Is it time to move to cash?

By Simon Doyle | July 13, 2016 | Last updated on July 13, 2016
3 min read

Sadiq Adatia is looking at moving more assets into cash.

The chief investment officer for Sun Life Global Investments notes it’s unusual to see equities reaching record highs amid record low bond yields, indicating both may be in line for shifts.

“The markets have now almost forgotten about Brexit,” he says. “As some negative news comes through in the coming months, the markets will take a bigger hit because of how much they’ve moved. On top of that, I think you’re going to start seeing those yields move back up again, as confidence builds.”

He’s in the thick of uncertainty, the mot du jour for the BoC on Wednesday. The Bank cited a “climate of heightened uncertainty” as it held its benchmark lending rate at 0.5% and revised down domestic growth forecasts on the Alberta wildfires, trade flows and uneven consumer spending.

Read: Bank holds rate, says Brexit will trim Canadian growth

“In the wake of Brexit, global markets have materially re-priced a number of asset classes. Financial conditions, already accommodative, have become even more so,” the BoC said, suggesting additional uncertainties related to the U.S. political cycle, global growth and the European Union.

Adatia doesn’t expect significant impacts from Brexit in the short-term, and there remain additional European risks. Italy, for instance, confronts a possible bank rescue and a constitutional referendum in the fall.

“China is still slowing down, the U.S. still has its election coming through, and we have no clarity on Brexit yet,” he says. “The tariffs, and additional things that might happen down the road [from Brexit], are still years away from being implemented.”

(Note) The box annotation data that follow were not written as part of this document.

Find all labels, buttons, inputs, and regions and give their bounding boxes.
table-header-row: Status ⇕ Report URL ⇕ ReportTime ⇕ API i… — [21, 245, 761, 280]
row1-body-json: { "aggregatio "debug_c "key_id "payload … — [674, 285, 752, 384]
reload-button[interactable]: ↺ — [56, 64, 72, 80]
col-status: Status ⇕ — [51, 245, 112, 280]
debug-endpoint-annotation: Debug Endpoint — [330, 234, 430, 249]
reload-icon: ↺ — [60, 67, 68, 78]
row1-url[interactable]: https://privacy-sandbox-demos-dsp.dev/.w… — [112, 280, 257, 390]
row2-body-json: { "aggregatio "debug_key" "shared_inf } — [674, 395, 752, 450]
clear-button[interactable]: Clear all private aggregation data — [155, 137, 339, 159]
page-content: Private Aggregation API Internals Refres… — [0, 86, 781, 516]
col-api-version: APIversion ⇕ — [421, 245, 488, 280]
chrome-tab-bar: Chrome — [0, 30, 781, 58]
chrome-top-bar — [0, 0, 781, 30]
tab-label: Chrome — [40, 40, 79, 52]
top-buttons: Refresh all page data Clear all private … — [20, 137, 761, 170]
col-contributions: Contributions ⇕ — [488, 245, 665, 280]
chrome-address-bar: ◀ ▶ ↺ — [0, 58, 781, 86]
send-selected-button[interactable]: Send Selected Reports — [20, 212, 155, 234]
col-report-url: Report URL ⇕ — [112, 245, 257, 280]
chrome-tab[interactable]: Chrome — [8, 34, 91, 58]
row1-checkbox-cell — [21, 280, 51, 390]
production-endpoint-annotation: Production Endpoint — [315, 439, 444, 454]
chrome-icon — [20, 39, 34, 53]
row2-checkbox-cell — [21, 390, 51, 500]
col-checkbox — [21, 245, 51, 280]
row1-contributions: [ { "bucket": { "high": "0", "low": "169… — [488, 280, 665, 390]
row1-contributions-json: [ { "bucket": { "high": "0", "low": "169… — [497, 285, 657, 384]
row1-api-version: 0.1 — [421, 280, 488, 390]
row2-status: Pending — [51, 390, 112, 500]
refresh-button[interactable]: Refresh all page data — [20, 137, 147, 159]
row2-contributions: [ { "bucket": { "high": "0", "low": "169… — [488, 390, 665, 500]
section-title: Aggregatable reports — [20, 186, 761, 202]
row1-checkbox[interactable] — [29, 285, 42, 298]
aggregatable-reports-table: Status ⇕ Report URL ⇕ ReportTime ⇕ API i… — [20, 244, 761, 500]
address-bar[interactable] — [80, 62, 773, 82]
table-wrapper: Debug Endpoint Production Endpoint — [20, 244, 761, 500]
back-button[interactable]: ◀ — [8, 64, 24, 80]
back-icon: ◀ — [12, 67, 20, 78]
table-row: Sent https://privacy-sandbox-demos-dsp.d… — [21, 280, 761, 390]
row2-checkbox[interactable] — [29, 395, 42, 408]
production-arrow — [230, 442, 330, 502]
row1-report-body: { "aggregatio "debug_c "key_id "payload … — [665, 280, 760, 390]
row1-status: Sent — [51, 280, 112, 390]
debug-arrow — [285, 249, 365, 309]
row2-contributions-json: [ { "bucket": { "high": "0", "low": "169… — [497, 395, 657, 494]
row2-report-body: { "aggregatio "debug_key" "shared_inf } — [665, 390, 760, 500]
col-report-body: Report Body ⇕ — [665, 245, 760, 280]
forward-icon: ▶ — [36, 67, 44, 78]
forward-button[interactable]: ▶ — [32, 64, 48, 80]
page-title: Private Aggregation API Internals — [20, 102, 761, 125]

The Bank projected Brexit will knock 0.2 percentage points off global GDP by the end of 2018.

“It is early days, and there will be a prolonged period of uncertainty as authorities work out how the U.K. will exit from the European Union,” Carolyn Wilkins, BoC deputy governor, said in Ottawa. “We are assuming that the Brexit process will proceed in an orderly fashion.”

Read: Tax-efficient investing in a low-rate environment

Heading into the U.K. referendum, Adatia says his firm was moving more assets into cash, but bought some Canadian bonds in the event of a negative outcome.

“But now we think the yield has gotten way too low,” he says, so the firm may temporarily move to more cash.

Most analysts see the BoC on hold for a year or longer. Macquarie Research this week forecast that the central bank wouldn’t hike before Q2 2019, extending that from an earlier prediction of Q2 2018.

As a result, Walter Posiewko, a senior portfolio manager for RBC Asset Management, is getting away from cash and looking to attract yield amid the apparent stability of low interest rates.

“[It’s to] start moving out the yield curve, or the credit curve, and I think that’s what we’ve been doing. Being in cash just doesn’t pay in this environment,” Posiewko says.

“Uncertainty in Brexit, uncertainty in China […] [there are] a whole bunch of reasons to expect that central banks are going to continue being super stimulative and accommodative,” he says.